The performance of Lindsay Dunn as King George was incredible. His portrayal of the raw emotional vulnerability of a monarch reduced to a tortured patient losing control of themselves was immaculate. The role certainly drew on the pity of a modern audience witnessing the historic healthcare system failing a man in great pain.
The comedic highlights of the show were definitely Tom Tassone as the poncy Prince of Wales and his constant companion Jamie Wright as the hilariously dim Duke of York. Jenny Allard also got some great laughs from the audience by simply posing with a smug smile in her role as Mr. Ramsden Skrymshir.

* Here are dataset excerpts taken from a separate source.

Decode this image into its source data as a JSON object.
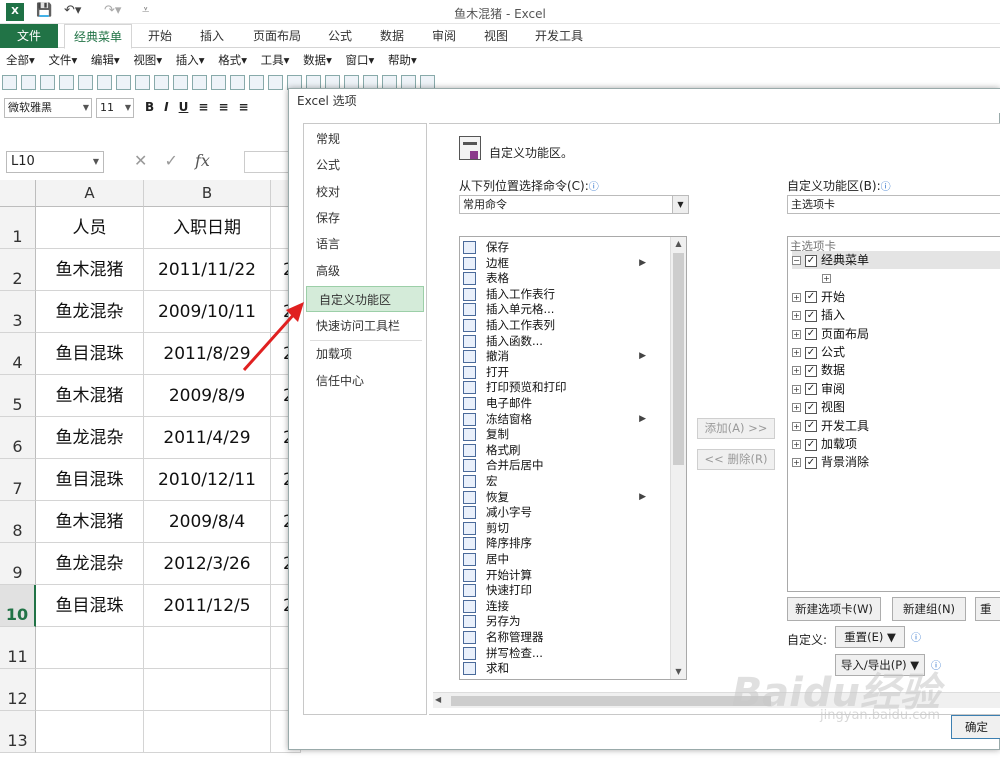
{
  "window": {
    "title": "鱼木混猪 - Excel",
    "logo": "X"
  },
  "ribbon_tabs": [
    {
      "label": "文件"
    },
    {
      "label": "经典菜单"
    },
    {
      "label": "开始"
    },
    {
      "label": "插入"
    },
    {
      "label": "页面布局"
    },
    {
      "label": "公式"
    },
    {
      "label": "数据"
    },
    {
      "label": "审阅"
    },
    {
      "label": "视图"
    },
    {
      "label": "开发工具"
    }
  ],
  "classic_menus": [
    "全部",
    "文件",
    "编辑",
    "视图",
    "插入",
    "格式",
    "工具",
    "数据",
    "窗口",
    "帮助"
  ],
  "font": {
    "name": "微软雅黑",
    "size": "11"
  },
  "formula_bar": {
    "name_box": "L10",
    "fx": "fx"
  },
  "sheet": {
    "columns": [
      "A",
      "B"
    ],
    "row_numbers": [
      "1",
      "2",
      "3",
      "4",
      "5",
      "6",
      "7",
      "8",
      "9",
      "10",
      "11",
      "12",
      "13"
    ],
    "selected_row": "10",
    "rows": [
      [
        "人员",
        "入职日期"
      ],
      [
        "鱼木混猪",
        "2011/11/22"
      ],
      [
        "鱼龙混杂",
        "2009/10/11"
      ],
      [
        "鱼目混珠",
        "2011/8/29"
      ],
      [
        "鱼木混猪",
        "2009/8/9"
      ],
      [
        "鱼龙混杂",
        "2011/4/29"
      ],
      [
        "鱼目混珠",
        "2010/12/11"
      ],
      [
        "鱼木混猪",
        "2009/8/4"
      ],
      [
        "鱼龙混杂",
        "2012/3/26"
      ],
      [
        "鱼目混珠",
        "2011/12/5"
      ],
      [
        "",
        ""
      ],
      [
        "",
        ""
      ],
      [
        "",
        ""
      ]
    ],
    "peek_char": "2"
  },
  "dialog": {
    "title": "Excel 选项",
    "nav": [
      {
        "label": "常规"
      },
      {
        "label": "公式"
      },
      {
        "label": "校对"
      },
      {
        "label": "保存"
      },
      {
        "label": "语言"
      },
      {
        "label": "高级"
      },
      {
        "label": "自定义功能区"
      },
      {
        "label": "快速访问工具栏"
      },
      {
        "label": "加载项"
      },
      {
        "label": "信任中心"
      }
    ],
    "selected_nav": "自定义功能区",
    "heading": "自定义功能区。",
    "choose_label": "从下列位置选择命令(C):",
    "choose_value": "常用命令",
    "customize_label": "自定义功能区(B):",
    "customize_value": "主选项卡",
    "commands": [
      {
        "label": "保存",
        "sub": false
      },
      {
        "label": "边框",
        "sub": true
      },
      {
        "label": "表格",
        "sub": false
      },
      {
        "label": "插入工作表行",
        "sub": false
      },
      {
        "label": "插入单元格...",
        "sub": false
      },
      {
        "label": "插入工作表列",
        "sub": false
      },
      {
        "label": "插入函数...",
        "sub": false
      },
      {
        "label": "撤消",
        "sub": true
      },
      {
        "label": "打开",
        "sub": false
      },
      {
        "label": "打印预览和打印",
        "sub": false
      },
      {
        "label": "电子邮件",
        "sub": false
      },
      {
        "label": "冻结窗格",
        "sub": true
      },
      {
        "label": "复制",
        "sub": false
      },
      {
        "label": "格式刷",
        "sub": false
      },
      {
        "label": "合并后居中",
        "sub": false
      },
      {
        "label": "宏",
        "sub": false
      },
      {
        "label": "恢复",
        "sub": true
      },
      {
        "label": "减小字号",
        "sub": false
      },
      {
        "label": "剪切",
        "sub": false
      },
      {
        "label": "降序排序",
        "sub": false
      },
      {
        "label": "居中",
        "sub": false
      },
      {
        "label": "开始计算",
        "sub": false
      },
      {
        "label": "快速打印",
        "sub": false
      },
      {
        "label": "连接",
        "sub": false
      },
      {
        "label": "另存为",
        "sub": false
      },
      {
        "label": "名称管理器",
        "sub": false
      },
      {
        "label": "拼写检查...",
        "sub": false
      },
      {
        "label": "求和",
        "sub": false
      }
    ],
    "add_button": "添加(A) >>",
    "remove_button": "<< 删除(R)",
    "tree_header": "主选项卡",
    "tree": [
      {
        "label": "经典菜单",
        "expanded": true,
        "checked": true,
        "level": 0
      },
      {
        "label": "",
        "expanded": false,
        "checked": false,
        "level": 1
      },
      {
        "label": "开始",
        "expanded": false,
        "checked": true,
        "level": 0
      },
      {
        "label": "插入",
        "expanded": false,
        "checked": true,
        "level": 0
      },
      {
        "label": "页面布局",
        "expanded": false,
        "checked": true,
        "level": 0
      },
      {
        "label": "公式",
        "expanded": false,
        "checked": true,
        "level": 0
      },
      {
        "label": "数据",
        "expanded": false,
        "checked": true,
        "level": 0
      },
      {
        "label": "审阅",
        "expanded": false,
        "checked": true,
        "level": 0
      },
      {
        "label": "视图",
        "expanded": false,
        "checked": true,
        "level": 0
      },
      {
        "label": "开发工具",
        "expanded": false,
        "checked": true,
        "level": 0
      },
      {
        "label": "加载项",
        "expanded": false,
        "checked": true,
        "level": 0
      },
      {
        "label": "背景消除",
        "expanded": false,
        "checked": true,
        "level": 0
      }
    ],
    "new_tab_button": "新建选项卡(W)",
    "new_group_button": "新建组(N)",
    "rename_button": "重命",
    "customize_text": "自定义:",
    "reset_button": "重置(E) ▼",
    "import_export_button": "导入/导出(P) ▼",
    "ok_button": "确定"
  },
  "watermark": {
    "text": "Baidu经验",
    "url": "jingyan.baidu.com"
  },
  "colors": {
    "excel_green": "#217346",
    "nav_selected": "#d4ebd9",
    "arrow": "#e02020"
  }
}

The stage itself was set up rather simply, with three sets of curtains draped across fake stone archways, each opening to reveal different rooms depending on the scene to great effect.
While there were some prop mishaps within the show, particularly the Kings crown refusing to stay on his head, the cast were unshaken by the interruptions and kept the scenes flowing amicably. There did seem to be some issues with quick manoeuvrability of the prop bed, as there was some delay between the curtains opening and the bed being wheeled out to the audience, though it was opening night.
The Madness of George III is a well performed play, and perfect for lovers of historical drama and retellings of the British monarchy of the past.